TDD no Frontend: é possível?
Um dos temas que mais ganhou popularidade ultimamente na comunidade de desenvolvimento de software foi o TDD: a sigla para Test Driven Development, ou Desenvolvimento Orientado por Testes.
A grande premissa do TDD se resume em codificar o teste antes mesmo do código existir. Se bem aplicado, pode-se garantir testes bem documentados, uma vez que guiamos o desenvolvimento do sistema a partir de exemplos de comportamento.
Apesar desta metodologia estar em alta, ela é bastante antiga.

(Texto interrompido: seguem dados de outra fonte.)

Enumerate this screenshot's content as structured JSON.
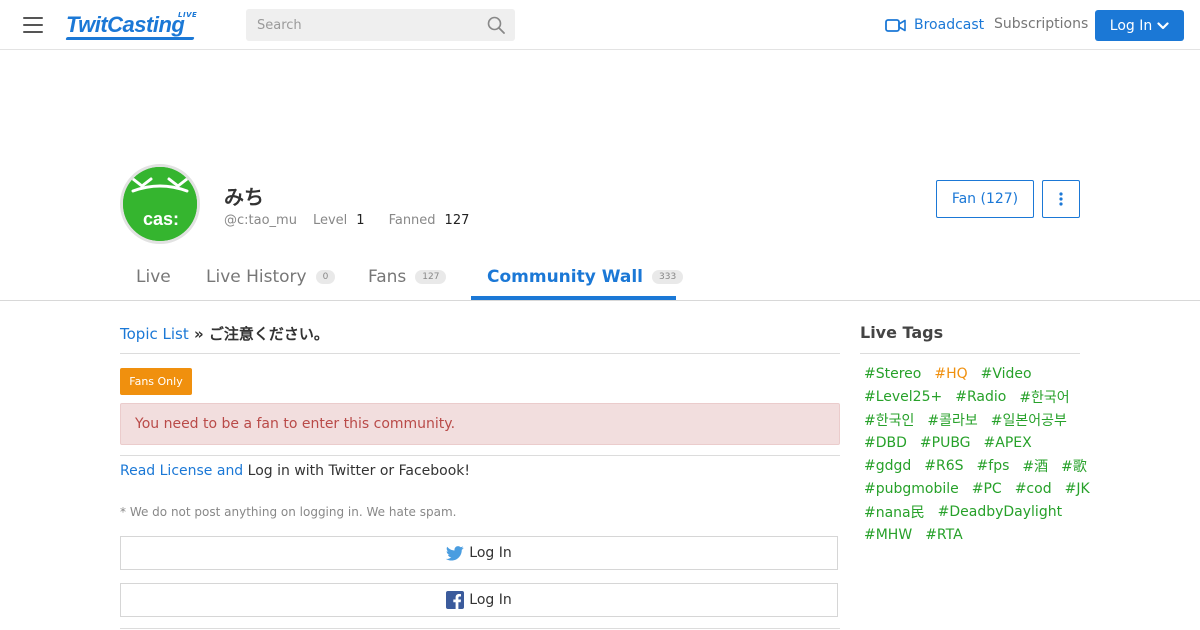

Kent Beck já tinha idealizado o TDD como parte de sua metodologia de Extreme Programming nos anos 90.
Entendendo o ciclo de TDD
Temos três etapas:
- Red: escreva um pequeno teste automatizado que, ao ser executado, irá falhar;
- Green: implemente um código que seja suficiente para ser aprovado no teste recém-escrito;
- Refactor: refatore o código, afim de ser melhorado, deixando-o mais funcional e mais limpo.
Para realizar o teste em cada funcionalidade do seu código, você sempre irá seguir estas etapas. Elas são comumente referenciadas como red-green-refactor ou red-green-blue.
Testes no frontend
Antes de abordarmos o tema do TDD no frontend, precisamos primeiro entender a prática de escrita de testes desse ecossistema ao passar dos anos.
Atualmente temos diversas bibliotecas e frameworks para trabalhar com o conceito de Single Page Applications. React, Angular e Vue.js são ferramentas muito consolidadas no mercado, e é quase de cunho obrigatório o aprendizado de pelo menos uma delas para trabalhar como um desenvolvedor frontend em qualquer empresa.
Mas antes da chegada dessas tecnologias, o desenvolvimento frontend era bem diferente. A complexidade das aplicações era bem menor, consequentemente não tínhamos tantos padrões arquiteturais e não se pensava tanto em escalabilidade. Portanto era incomum a escrita de testes automatizados. Não se via tanto valor em testar Interfaces. Apesar da existência de ferramentas para testes End-to-End, elas não eram ideais para a realidade da maioria dos sistemas.
O frontend moderno
A web como conhecemos hoje evoluiu muito em pouquíssimo tempo. Os browsers possuem funções muito maiores do que a simples navegação na internet. Temos aplicações extremamente robustas, e com isso, temas como qualidade de código e performance começaram a ficar mais comuns neste universo.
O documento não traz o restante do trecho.